俺様御曹司のなすがまま、激愛に抱かれる~偽りの婚約者だったのに、甘く娶られました~
 昔ながらの中華そば。具はチャーシュー二枚となると、それから自家製のメンマが入っている。

 このメンマがすごくおいしいのだ。これだけでビールが何杯も飲める。

 ふうふうと息を吹きかけ、箸で持ち上げた麺を冷ます。待ちきれなくて、まだ熱いままの麺を口に運ぶ。

「熱いっ」

 わかっていたものの、思わず声を上げる。

「食い意地はってるな」

 隣に誰か座る気配がして、麺を口にくわえたまま振り向く。

「ぐっ……ごほっ、御杖部長」

 思ってもいなかった人物がそこにいて、私は麺を喉につまらせそうになる。

「ほら、水」

 御杖部長がコップに入った水を渡してくる。私は急いでそれを受け取り一気に喉に流し込んだ。

 ふぅ、あぶなかった。

「あの、なんでこんなところに?」

「接待の帰り、今から事務所に戻るところでお前を見つけた」

 これからまだ仕事をするとは、やはり私想像をはるかに超えて忙しそうだ。

「こんなところで、悪かったねぇ」

 とっさに出た言葉が大将に聞こえてしまっていたようで、しかめ顔をむけられた。

「ごめんなさい、あの今日もとっても美味しいです」

 私が慌てて応えると、白い歯を出してニコッと笑ってくれた。どうやら先ほどの無礼は聞き流してくれるようだ。

「ラーメン、いや、チャーシュー麺。大盛りで」

 御杖部長は私と大将のやりとりを見ながら注文した。

「御杖部長お食事、まだだったんですか?」

「接待では食った気がしないんだよ」

 彼がジャケットを脱ぎながら、出された水を飲む。

「大盛りだなんて、わんぱくですね」

「ほうっておけ。あー腹減った」

 普段はキリッとしていて、乱れたところなど一ミリも見せない彼のリラックスした姿を見て、初めて会ったあの日を思い出して思わず顔が緩んだ。

「何笑ってるんだ。早く食べないと冷めるぞ」

「いえ、初めて会ったときみたいだなって思ってただけです」

 私はちょうどよい熱さになったラーメンをすすりながら、何気なく口にした。

「はじめてって、あの最強にブスな顔で俺にすがりついていたときか」

「し、失礼ですよ。
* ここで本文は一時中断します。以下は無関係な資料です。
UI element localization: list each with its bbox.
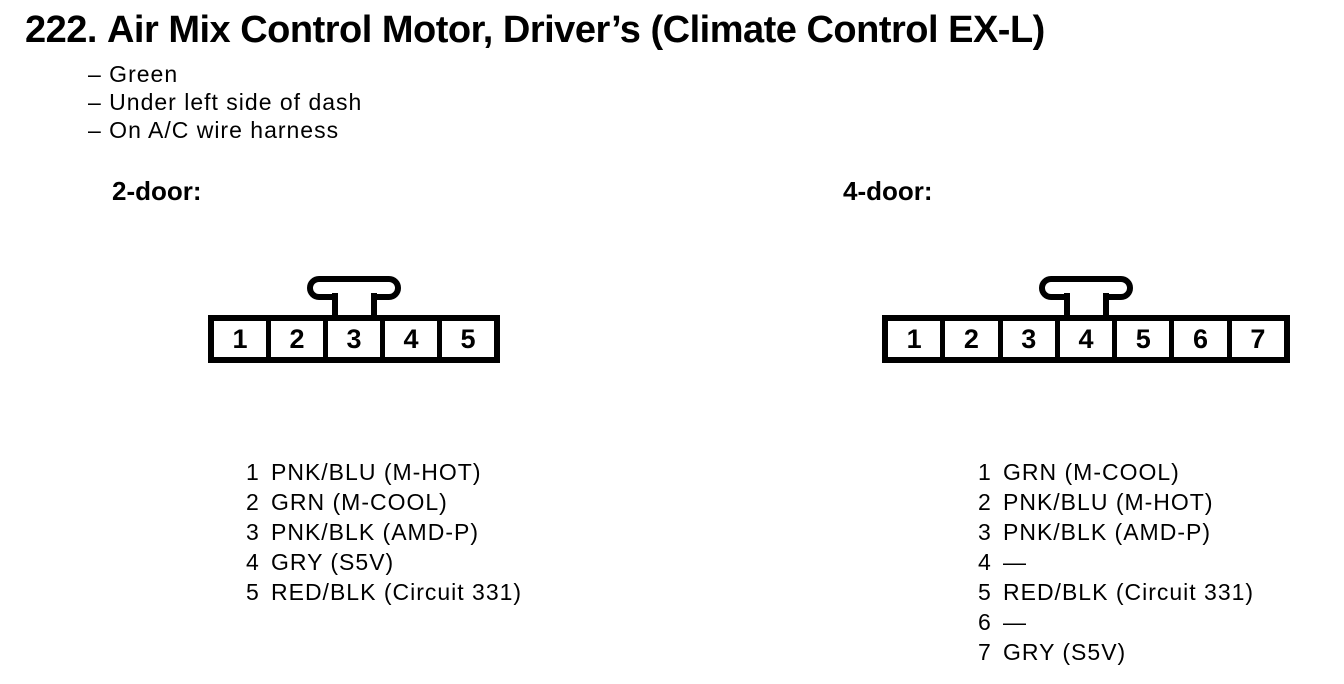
pin-wire-label: GRN (M-COOL) <box>271 489 448 515</box>
connector-pin-cell: 3 <box>1003 321 1060 357</box>
pin-number: 2 <box>246 489 260 515</box>
note-line: – On A/C wire harness <box>88 117 340 143</box>
connector-pin-cell: 5 <box>460 323 476 354</box>
pin-number: 1 <box>978 459 992 485</box>
pin-wire-label: GRY (S5V) <box>271 549 395 575</box>
pin-wire-label: PNK/BLK (AMD-P) <box>271 519 479 545</box>
pin-number: 4 <box>978 549 992 575</box>
pinout-row: 3 PNK/BLK (AMD-P) <box>246 517 522 547</box>
pin-number: 5 <box>978 579 992 605</box>
connector-lock-tab-stem-icon <box>332 293 377 315</box>
location-notes: – Green– Under left side of dash– On A/C… <box>88 60 362 144</box>
pinout-list-2door: 1 PNK/BLU (M-HOT) 2 GRN (M-COOL) 3 PNK/BLK (A… <box>246 457 522 607</box>
pinout-row: 4 GRY (S5V) <box>246 547 522 577</box>
pin-number: 7 <box>978 639 992 665</box>
connector-pin-cell: 6 <box>1174 321 1232 357</box>
connector-pin-cell: 4 <box>385 321 442 357</box>
pin-number: 5 <box>246 579 260 605</box>
pin-number: 1 <box>246 459 260 485</box>
pin-number: 3 <box>246 519 260 545</box>
pin-wire-label: PNK/BLK (AMD-P) <box>1003 519 1211 545</box>
connector-pin-cell: 7 <box>1250 323 1266 354</box>
pin-number: 3 <box>978 519 992 545</box>
connector-pin-cell: 2 <box>945 321 1003 357</box>
pin-wire-label: — <box>1003 609 1027 635</box>
connector-pin-cell: 1 <box>214 321 271 357</box>
connector-pin-cell: 2 <box>271 321 328 357</box>
page-title-text: Air Mix Control Motor, Driver’s (Climate… <box>106 9 1045 51</box>
pinout-row: 5 RED/BLK (Circuit 331) <box>978 577 1254 607</box>
connector-pin-cell: 4 <box>1060 321 1118 357</box>
pinout-row: 2 GRN (M-COOL) <box>246 487 522 517</box>
pin-wire-label: RED/BLK (Circuit 331) <box>271 579 523 605</box>
note-line: – Under left side of dash <box>88 89 363 115</box>
pin-number: 6 <box>978 609 992 635</box>
pin-wire-label: PNK/BLU (M-HOT) <box>271 459 482 485</box>
connector-pin-cell: 5 <box>1117 321 1175 357</box>
pin-wire-label: GRN (M-COOL) <box>1003 459 1180 485</box>
pinout-row: 1 PNK/BLU (M-HOT) <box>246 457 522 487</box>
section-heading-2door: 2-door: <box>112 176 202 206</box>
pin-wire-label: — <box>1003 549 1027 575</box>
pinout-row: 1 GRN (M-COOL) <box>978 457 1254 487</box>
pinout-row: 6— <box>978 607 1254 637</box>
note-line: – Green <box>88 61 179 87</box>
connector-pin-cell: 1 <box>888 321 946 357</box>
section-number: 222. <box>25 9 97 51</box>
section-heading-4door: 4-door: <box>843 176 933 206</box>
connector-pin-cell: 3 <box>328 321 385 357</box>
connector-lock-tab-stem-icon <box>1064 293 1109 315</box>
pin-number: 2 <box>978 489 992 515</box>
pinout-list-4door: 1 GRN (M-COOL) 2 PNK/BLU (M-HOT) 3 PNK/BLK (A… <box>978 457 1254 667</box>
pinout-row: 7 GRY (S5V) <box>978 637 1254 667</box>
pinout-row: 4— <box>978 547 1254 577</box>
pinout-row: 3 PNK/BLK (AMD-P) <box>978 517 1254 547</box>
pin-wire-label: GRY (S5V) <box>1003 639 1127 665</box>
page-title: 222.Air Mix Control Motor, Driver’s (Cli… <box>25 8 1045 52</box>
pin-number: 4 <box>246 549 260 575</box>
pin-wire-label: RED/BLK (Circuit 331) <box>1003 579 1255 605</box>
pin-wire-label: PNK/BLU (M-HOT) <box>1003 489 1214 515</box>
pinout-row: 2 PNK/BLU (M-HOT) <box>978 487 1254 517</box>
pinout-row: 5 RED/BLK (Circuit 331) <box>246 577 522 607</box>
その記憶なくしてください」

「あの日の他の事は覚えておけと?」

 彼が何を意味しているのかわかって、顔が赤くなるのがわかる。

「知りません」

「顔が赤いぞ」

「ラーメンが熱いからです」

「まぁ、そうしておくか」

 ゆるく笑うその姿に、私の口元も自然と緩む。